Mataram – Riak dugaan tenaga honorer bodong di lingkup Pemkot Mataram kian menguat, bak bongkahan es yang pelan-pelan terbuka di permukaan. Ratusan pegawai non-Aparatur Sipil Negara (ASN) disebut tidak tercatat dalam data resmi Badan Kepegawaian Negara (BKN), sementara pemerintah kota masih berhitung sebelum menjatuhkan keputusan yang bisa mengubah nasib mereka.
Wali Kota Mataram Mohan Roliskana menyampaikan bahwa pihaknya sampai kini masih menunggu laporan lengkap Inspektorat terkait dugaan tenaga honorer bodong tersebut. Dari penelusuran awal, terdapat 655 tenaga honorer di lingkungan Pemkot Mataram, Nusa Tenggara Barat, yang tidak masuk dalam data base BKN. Investigasi internal telah berjalan sekitar dua pekan sejak laporan indikasi pengangkatan honorer yang diduga tidak sesuai prosedur diterima pemerintah kota.

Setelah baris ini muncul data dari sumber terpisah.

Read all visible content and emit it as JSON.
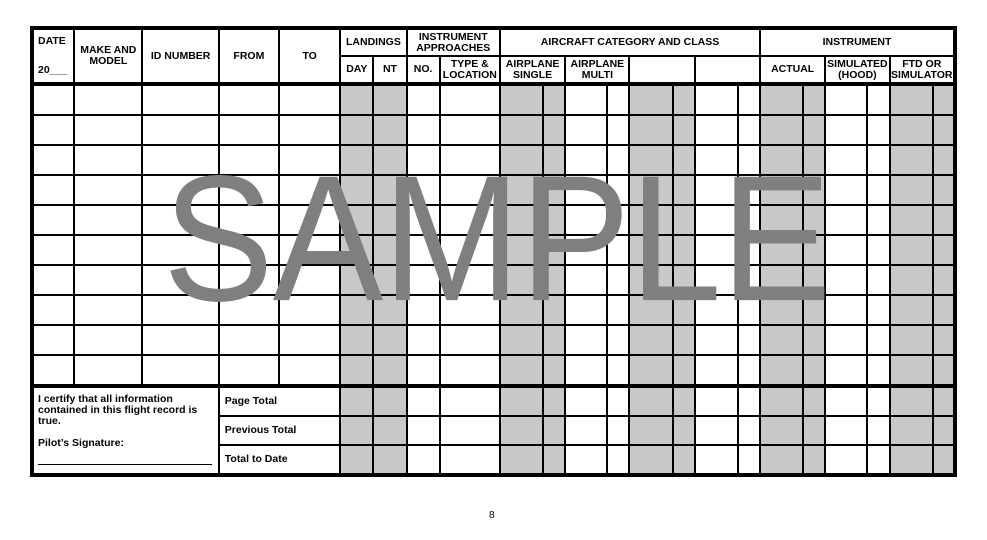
{
  "header": {
    "date": "DATE",
    "year": "20___",
    "make_model": "MAKE AND MODEL",
    "id_number": "ID NUMBER",
    "from": "FROM",
    "to": "TO",
    "landings": "LANDINGS",
    "landings_day": "DAY",
    "landings_nt": "NT",
    "instrument_approaches": "INSTRUMENT APPROACHES",
    "approaches_no": "NO.",
    "approaches_type": "TYPE & LOCATION",
    "aircraft_category": "AIRCRAFT CATEGORY AND CLASS",
    "airplane_single": "AIRPLANE SINGLE",
    "airplane_multi": "AIRPLANE MULTI",
    "category_blank_1": "",
    "category_blank_2": "",
    "instrument": "INSTRUMENT",
    "actual": "ACTUAL",
    "simulated": "SIMULATED (HOOD)",
    "ftd": "FTD OR SIMULATOR"
  },
  "entry_row_count": 10,
  "shaded_color": "#c8c8c8",
  "footer": {
    "certify": "I certify that all information contained in this flight record is true.",
    "signature_label": "Pilot’s Signature:",
    "page_total": "Page Total",
    "previous_total": "Previous Total",
    "total_to_date": "Total to Date"
  },
  "watermark": "SAMPLE",
  "page_number": "8"
}
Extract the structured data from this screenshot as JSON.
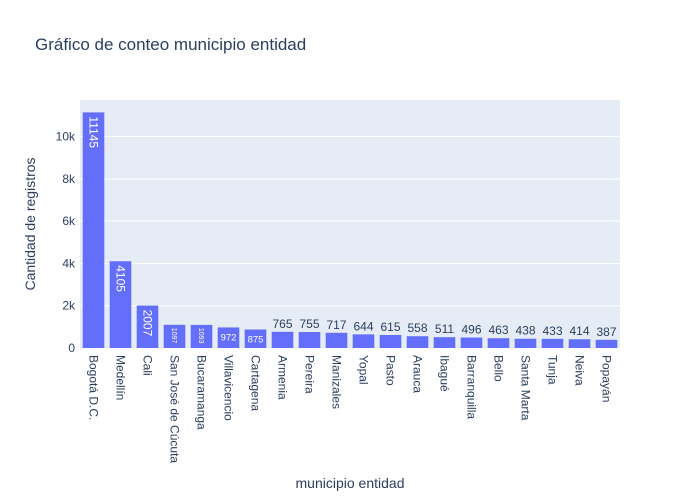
{
  "chart_data": {
    "type": "bar",
    "title": "Gráfico de conteo municipio entidad",
    "xlabel": "municipio entidad",
    "ylabel": "Cantidad de registros",
    "categories": [
      "Bogotá D.C.",
      "Medellín",
      "Cali",
      "San José de Cúcuta",
      "Bucaramanga",
      "Villavicencio",
      "Cartagena",
      "Armenia",
      "Pereira",
      "Manizales",
      "Yopal",
      "Pasto",
      "Arauca",
      "Ibagué",
      "Barranquilla",
      "Bello",
      "Santa Marta",
      "Tunja",
      "Neiva",
      "Popayán"
    ],
    "values": [
      11145,
      4105,
      2007,
      1097,
      1093,
      972,
      875,
      765,
      755,
      717,
      644,
      615,
      558,
      511,
      496,
      463,
      438,
      433,
      414,
      387
    ],
    "ylim": [
      0,
      11731.6
    ],
    "yticks": [
      0,
      2000,
      4000,
      6000,
      8000,
      10000
    ],
    "ytick_labels": [
      "0",
      "2k",
      "4k",
      "6k",
      "8k",
      "10k"
    ],
    "bar_color": "#636efa",
    "plot_bg": "#e5ecf6",
    "grid": true
  }
}
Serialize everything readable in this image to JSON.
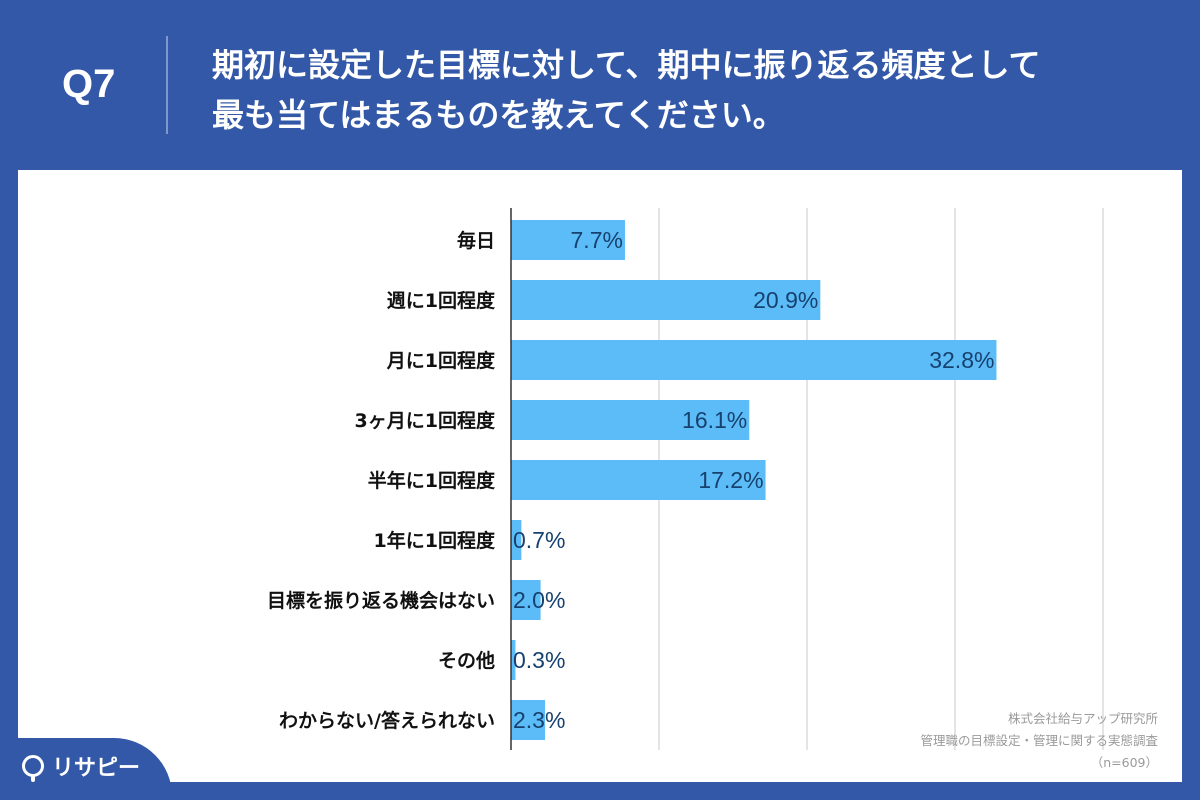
{
  "header": {
    "question_number": "Q7",
    "question_line1": "期初に設定した目標に対して、期中に振り返る頻度として",
    "question_line2": "最も当てはまるものを教えてください。"
  },
  "source": {
    "company": "株式会社給与アップ研究所",
    "survey": "管理職の目標設定・管理に関する実態調査",
    "sample": "（n=609）"
  },
  "brand": {
    "logo_text": "リサピー"
  },
  "colors": {
    "bar": "#5bbcf8",
    "label": "#17416e",
    "background": "#3358a8"
  },
  "chart_data": {
    "type": "bar",
    "orientation": "horizontal",
    "categories": [
      "毎日",
      "週に1回程度",
      "月に1回程度",
      "3ヶ月に1回程度",
      "半年に1回程度",
      "1年に1回程度",
      "目標を振り返る機会はない",
      "その他",
      "わからない/答えられない"
    ],
    "values": [
      7.7,
      20.9,
      32.8,
      16.1,
      17.2,
      0.7,
      2.0,
      0.3,
      2.3
    ],
    "value_labels": [
      "7.7%",
      "20.9%",
      "32.8%",
      "16.1%",
      "17.2%",
      "0.7%",
      "2.0%",
      "0.3%",
      "2.3%"
    ],
    "xlim": [
      0,
      40
    ],
    "gridlines": [
      10,
      20,
      30,
      40
    ],
    "grid": true,
    "title": "",
    "xlabel": "",
    "ylabel": ""
  }
}
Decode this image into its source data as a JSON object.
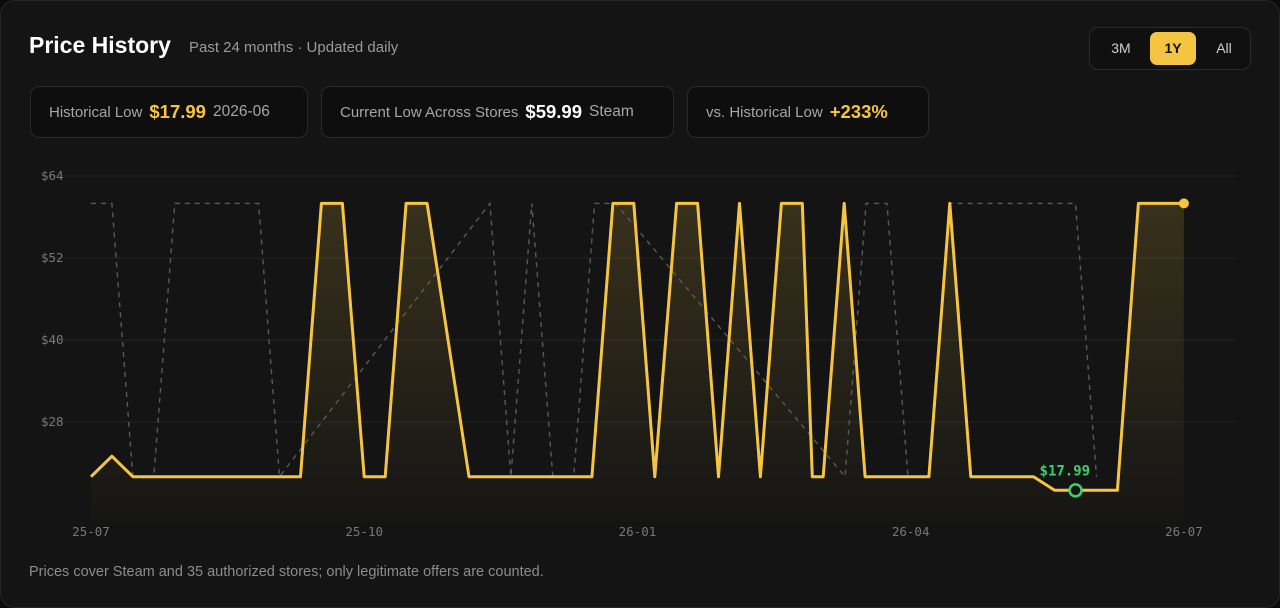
{
  "header": {
    "title": "Price History",
    "subtitle": "Past 24 months · Updated daily"
  },
  "ranges": {
    "options": [
      "3M",
      "1Y",
      "All"
    ],
    "selected": "1Y"
  },
  "stats": {
    "historical_low": {
      "label": "Historical Low",
      "value": "$17.99",
      "date": "2026-06"
    },
    "current_low": {
      "label": "Current Low Across Stores",
      "value": "$59.99",
      "store": "Steam"
    },
    "vs_low": {
      "label": "vs. Historical Low",
      "value": "+233%"
    }
  },
  "colors": {
    "accent": "#f5c542",
    "low_marker": "#3ccf6e",
    "compare_line": "#5a5a5a"
  },
  "chart_data": {
    "type": "line",
    "ylim": [
      13.5,
      64
    ],
    "yticks": [
      28,
      40,
      52,
      64
    ],
    "ytick_labels": [
      "$28",
      "$40",
      "$52",
      "$64"
    ],
    "xlim": [
      0,
      12.55
    ],
    "xticks": [
      0,
      3,
      6,
      9,
      12
    ],
    "xtick_labels": [
      "25-07",
      "25-10",
      "26-01",
      "26-04",
      "26-07"
    ],
    "grid": true,
    "series": [
      {
        "role": "primary",
        "x": [
          0,
          0.23,
          0.46,
          2.3,
          2.53,
          2.76,
          3.0,
          3.23,
          3.46,
          3.69,
          4.15,
          4.38,
          5.5,
          5.73,
          5.96,
          6.19,
          6.43,
          6.66,
          6.89,
          7.12,
          7.35,
          7.58,
          7.81,
          7.92,
          8.04,
          8.27,
          8.5,
          9.2,
          9.43,
          9.66,
          10.35,
          10.58,
          10.81,
          11.27,
          11.5,
          11.73,
          12.0
        ],
        "y": [
          19.99,
          22.99,
          19.99,
          19.99,
          59.99,
          59.99,
          19.99,
          19.99,
          59.99,
          59.99,
          19.99,
          19.99,
          19.99,
          59.99,
          59.99,
          19.99,
          59.99,
          59.99,
          19.99,
          59.99,
          19.99,
          59.99,
          59.99,
          19.99,
          19.99,
          59.99,
          19.99,
          19.99,
          59.99,
          19.99,
          19.99,
          17.99,
          17.99,
          17.99,
          59.99,
          59.99,
          59.99
        ]
      },
      {
        "role": "comparison",
        "x": [
          0,
          0.23,
          0.46,
          0.69,
          0.92,
          1.84,
          2.07,
          4.38,
          4.61,
          4.84,
          5.07,
          5.3,
          5.53,
          5.76,
          8.28,
          8.51,
          8.74,
          8.97,
          9.2,
          9.43,
          9.66,
          10.81,
          11.04
        ],
        "y": [
          59.99,
          59.99,
          19.99,
          19.99,
          59.99,
          59.99,
          19.99,
          59.99,
          19.99,
          59.99,
          19.99,
          19.99,
          59.99,
          59.99,
          19.99,
          59.99,
          59.99,
          19.99,
          19.99,
          59.99,
          59.99,
          59.99,
          19.99
        ]
      }
    ],
    "annotations": [
      {
        "x": 10.81,
        "y": 17.99,
        "text": "$17.99"
      }
    ],
    "current_point": {
      "x": 12.0,
      "y": 59.99
    }
  },
  "footer": {
    "note": "Prices cover Steam and 35 authorized stores; only legitimate offers are counted."
  }
}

“Sejauh ini, kami belum terima hasil investigasi Inspektorat berkaitan dengan tenaga honorer tersebut. Jadi kami belum bisa keluarkan kebijakan apa pun,” katanya, seperti dari Antara, Rabu (19/11/2025).
Mohan menjelaskan, 655 tenaga honorer yang tidak terdata di BKN itu sedang dicek satu per satu oleh Inspektorat, mulai dari proses awal pengangkatan hingga kelengkapan administrasi. Pemerintah daerah ingin memastikan apakah mereka direkrut sesuai ketentuan atau justru menyimpang dari regulasi yang berlaku.
“Inspektorat harus lebih detail sebab itu akan menyangkut nasib tenaga orang honorer ke depan,” katanya.
Ia menegaskan, apa pun langkah yang diambil nantinya akan mempertimbangkan aspek kemanusiaan dan kebutuhan organisasi. Mohan masih berharap para tenaga honorer yang ada dapat tetap bekerja seperti biasa, selama mereka menunjukkan kinerja dan kedisiplinan yang baik dalam menjalankan tugas di masing-masing unit kerja.
“Tolok ukur yang paling mendasar kami pertimbangkan terkait kedisiplinan dan komitmen mereka terhadap pekerjaan,” katanya.
Namun, Mohan juga menegaskan tidak akan memberikan toleransi kepada honorer yang terbukti diangkat tanpa prosedur jelas dan tidak menunjukkan etos kerja yang baik. Menurutnya, Kota Mataram membutuhkan pegawai yang benar-benar aktif dan hadir, bukan sekadar nama di daftar gaji.
“Namun jika honorer yang pengangkatannya tidak sesuai ketentuan terbukti tergolong pemalas, keberadaannya bisa anulir karena Kota Mataram butuh pegawai yang rajin dan mau bekerja,” ujarnya.
“Kami tidak mau, mereka hanya terdaftar menjadi honorer dan terima gaji saja. Tapi tidak pernah bekerja,” katanya.
Sinyal serupa disampaikan Sekretaris Daerah (Sekda) Kota Mataram, H Lalu Alwan Basri. Ia mengakui indikasi pegawai non-ASN bodong sangat mungkin berkaitan dengan praktik titipan dari pejabat, kolega, atau pihak-pihak lain yang memiliki kedekatan tertentu.
“Indikasi pegawai non-ASN bodong tersebut kemungkinan atau bisa saja dari titipan pejabat, kolega, dan pihak-pihak lainnya,” ujarnya.
Meski demikian, Alwan menegaskan pemerintah kota tidak akan ragu mengambil langkah tegas jika hasil investigasi membuktikan adanya pengangkatan tenaga non-ASN yang tidak jelas dasar hukumnya maupun kinerjanya.
“Akan tetapi jika itu memang terbukti ada pegawai non-ASN tidak jelas pengangkatan dan kinerja, kami tentu bisa mengambil langkah tegas sesuai regulasi,” katanya.
Kasus dugaan honorer bodong di Mataram ini menambah deretan persoalan tata kelola kepegawaian di daerah, terutama menjelang penataan status tenaga non-ASN secara nasional. Pemerintah kota kini berada di persimpangan antara menjaga hak para pegawai dan menegakkan aturan agar sistem kepegawaian lebih tertib dan akuntabel.
Pada akhirnya, keputusan atas 655 honorer non-data base BKN tersebut akan menjadi ujian bagi komitmen Pemkot Mataram dalam membersihkan praktik titipan sekaligus melindungi tenaga honorer yang benar-benar bekerja dan dibutuhkan untuk pelayanan publik.